Buenos Aires, l’imagination au pouvoir
L’énergie des Porteños
Pourquoi tant d’Européens succombent-ils si facilement aux charmes de Buenos Aires ? Peut-être, paradoxalement, parce que le dépaysement ne s’y fait pas sentir. En se promenant dans les rues de la capitale argentine, le voyageur découvre, avec surprise, une ville rétro évoquant une métropole européenne des années soixante. L'illusion est parfaite si l'on demeure dans le centre. Elle disparaît lorsque l’on découvre les bidonvilles aux abords de la ville. On se souvient alors que l'on est en Amérique latine.
Malgré sa superficie et son trafic automobile digne d’une grande métropole sud-américaine, Buenos Aires est une ville attachante, aux facettes multiples. Ici et là flotte l'odeur des asados, les fameux barbecues argentins. Le bife de chorizo et le churipan s’apprécient sur les terrasses entre amis ou en famille. Sur les places, on boit du maté, une infusion d’herbes d’origine indienne, aspirée avec une paille en métal, que l’on se passe entre amis en célébrant la vie.
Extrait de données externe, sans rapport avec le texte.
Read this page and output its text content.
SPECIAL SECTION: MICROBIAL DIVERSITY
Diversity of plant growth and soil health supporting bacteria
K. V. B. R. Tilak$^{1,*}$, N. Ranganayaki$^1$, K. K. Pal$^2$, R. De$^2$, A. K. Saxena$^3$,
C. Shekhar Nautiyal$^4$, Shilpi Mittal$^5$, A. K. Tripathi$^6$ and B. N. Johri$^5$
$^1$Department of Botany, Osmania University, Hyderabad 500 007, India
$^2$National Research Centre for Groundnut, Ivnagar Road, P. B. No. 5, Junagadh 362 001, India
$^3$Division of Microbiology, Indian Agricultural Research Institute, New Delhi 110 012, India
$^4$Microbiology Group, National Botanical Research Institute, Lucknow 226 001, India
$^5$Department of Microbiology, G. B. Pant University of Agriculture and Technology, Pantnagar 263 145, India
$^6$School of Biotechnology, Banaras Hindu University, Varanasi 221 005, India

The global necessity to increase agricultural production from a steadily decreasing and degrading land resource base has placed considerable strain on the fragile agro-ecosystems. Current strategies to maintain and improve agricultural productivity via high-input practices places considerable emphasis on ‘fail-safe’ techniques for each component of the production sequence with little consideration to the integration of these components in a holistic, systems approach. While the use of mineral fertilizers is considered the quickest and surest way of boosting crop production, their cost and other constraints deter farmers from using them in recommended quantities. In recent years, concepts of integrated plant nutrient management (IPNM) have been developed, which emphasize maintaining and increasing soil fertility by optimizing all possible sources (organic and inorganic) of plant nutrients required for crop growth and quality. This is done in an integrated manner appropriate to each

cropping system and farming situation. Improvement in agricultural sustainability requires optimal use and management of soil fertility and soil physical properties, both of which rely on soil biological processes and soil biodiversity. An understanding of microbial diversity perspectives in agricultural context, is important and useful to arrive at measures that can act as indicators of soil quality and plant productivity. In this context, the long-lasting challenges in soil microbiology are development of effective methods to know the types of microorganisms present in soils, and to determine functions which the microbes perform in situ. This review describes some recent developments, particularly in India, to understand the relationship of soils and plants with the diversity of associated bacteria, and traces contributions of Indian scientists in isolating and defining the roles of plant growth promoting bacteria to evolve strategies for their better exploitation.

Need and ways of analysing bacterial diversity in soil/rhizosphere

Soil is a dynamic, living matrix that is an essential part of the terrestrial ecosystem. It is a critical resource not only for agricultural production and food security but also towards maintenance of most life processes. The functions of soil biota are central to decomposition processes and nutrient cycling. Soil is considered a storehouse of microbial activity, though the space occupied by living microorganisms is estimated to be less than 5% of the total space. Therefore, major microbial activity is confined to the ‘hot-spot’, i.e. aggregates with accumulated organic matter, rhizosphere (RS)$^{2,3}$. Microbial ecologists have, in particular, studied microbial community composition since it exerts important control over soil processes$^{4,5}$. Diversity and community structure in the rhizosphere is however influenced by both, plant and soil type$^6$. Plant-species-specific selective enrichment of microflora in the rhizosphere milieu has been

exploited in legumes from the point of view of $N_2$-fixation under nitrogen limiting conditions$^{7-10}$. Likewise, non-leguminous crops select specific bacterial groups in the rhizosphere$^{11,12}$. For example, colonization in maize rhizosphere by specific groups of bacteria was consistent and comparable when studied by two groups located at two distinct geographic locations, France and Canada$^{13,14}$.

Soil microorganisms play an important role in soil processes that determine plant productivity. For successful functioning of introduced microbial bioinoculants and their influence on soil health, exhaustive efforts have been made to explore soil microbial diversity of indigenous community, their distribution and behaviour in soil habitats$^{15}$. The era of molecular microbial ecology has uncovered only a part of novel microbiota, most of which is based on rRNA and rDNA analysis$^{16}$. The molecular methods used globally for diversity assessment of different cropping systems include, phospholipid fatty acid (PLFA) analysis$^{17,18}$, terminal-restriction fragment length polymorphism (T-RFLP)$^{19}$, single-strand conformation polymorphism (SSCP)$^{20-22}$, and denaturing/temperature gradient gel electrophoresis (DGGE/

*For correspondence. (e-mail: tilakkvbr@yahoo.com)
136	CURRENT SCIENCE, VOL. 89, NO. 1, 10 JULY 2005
Le tempérament de Buenos Aires est sans doute moins ouvertement gai que celui de Rio de Janeiro, autre ville mythique du sous-continent. On dit même que c’est en Argentine que l’on trouve la plus grande densité de psychanalystes au monde. Il n’empêche que l’un des charmes les plus prenants de la ville réside dans ses habitants, les Porteños, ces « gens du port », à la fois si meurtris par l’histoire et si entreprenants. Les nombreuses crises politiques et économiques, qui ont secoué l’Argentine au cours des dernières décennies, ont pourtant laissé des traces indélébiles dans les cœurs et dans les esprits. Tous les jeudis, sur la place de Mai, les femmes viennent, depuis près de trente ans, pleurer leurs proches disparus pendant les années noires de la dictature.
Autres témoignages d’un profond malaise social hérité de l’effondrement de l’économie en 2001 : les cartoneros, qui récupèrent les déchets des quartiers riches et les amènent au centre de recyclage pour quelques pesos, mais aussi les portes des banques taguées. Et, pourtant, Buenos Aires se réinvente encore et toujours. Preuve de l’énergie irrésistible et insatiable de ses habitants.